Facial recognition is heavily used by CISA/HIDTA investigators for “lead generation.” Finding possible suspects by comparing images and running queries against drivers license databases, or jail booking photos, for example, is one such method of lead generation. Facial recognition is commonly used in conjunction with images posted on social media. These documents also show that a majority of the searches since 2019 did not have case numbers associated, which paints a picture of open and unregulated use of facial recognition. 

“Face recognition surveillance presents an unprecedented threat to our privacy and civil liberties. It gives governments, companies, and individuals the power to spy on us wherever we go — tracking our faces at protests, political rallies, places of worship, and more.”

American Civil Liberties Union

Lacking any data to verify a legitimate justification for nearly 1000 searches in around 1300 days shows a lack of transparency and accountability within these programs.

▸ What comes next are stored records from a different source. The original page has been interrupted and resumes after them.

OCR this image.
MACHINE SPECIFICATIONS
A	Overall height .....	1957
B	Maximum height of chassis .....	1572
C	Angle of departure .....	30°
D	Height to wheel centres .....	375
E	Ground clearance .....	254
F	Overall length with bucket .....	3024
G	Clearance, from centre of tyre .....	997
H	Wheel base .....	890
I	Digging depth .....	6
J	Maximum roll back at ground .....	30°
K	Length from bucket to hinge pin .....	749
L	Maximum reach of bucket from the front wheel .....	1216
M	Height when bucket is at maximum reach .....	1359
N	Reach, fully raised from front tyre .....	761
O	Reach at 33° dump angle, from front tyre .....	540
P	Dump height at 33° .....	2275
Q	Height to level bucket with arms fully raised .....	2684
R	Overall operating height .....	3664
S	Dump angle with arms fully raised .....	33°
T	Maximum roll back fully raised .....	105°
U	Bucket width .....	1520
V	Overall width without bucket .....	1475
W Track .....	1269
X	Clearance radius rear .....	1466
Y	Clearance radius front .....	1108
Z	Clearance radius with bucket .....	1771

It also displays a clear pattern of frequent reliance on a technology that can be both invasive and misleading – especially for communities of color. Automating surveillance amplifies biases and rapid adoption of these technologies has occurred behind closed doors devoid of adequate public oversight.

On Feb. 12, 2021, Minneapolis banned its police department from using facial recognition for surveillance, but that didn’t stop the law enforcement agency from using the controversial technology. The ban’s passage was delayed due to Mayor Jacob Frey’s failure to sign the bill itself, meaning it took five days (excluding Sunday) for the ban to become law following council passage the previous Friday. In effect the ban became law on Feb. 18.

Most facial recognition searches conducted by analysts since 2019 did not have a case number associated with the search in official logs, instead simply said “NULL.”

Records show that four days after City Council passed the ban, the Minneapolis Police Department (MPD) requested a facial recognition search and listed the reason as “null.” The request’s justification being listed as “null” prevents the public from knowing any information about the search other than that MPD requested it be performed.

The department requested a similar search 11 days post-ban. According to Minneapolis officials, the search ran nearly two weeks after the ban was passed. This request was in support of a homicide investigation.

The Minneapolis City Attorney’s Office shows up with 16 facial recognition searches in the logs as well. Data requests for specifics about those and other cases are pending and will be examined in future reports. After inquiring about several other requests, Minneapolis explained that one of the cases was, “child neglect/endangerment (inactive),” and another, “theft, case closed.”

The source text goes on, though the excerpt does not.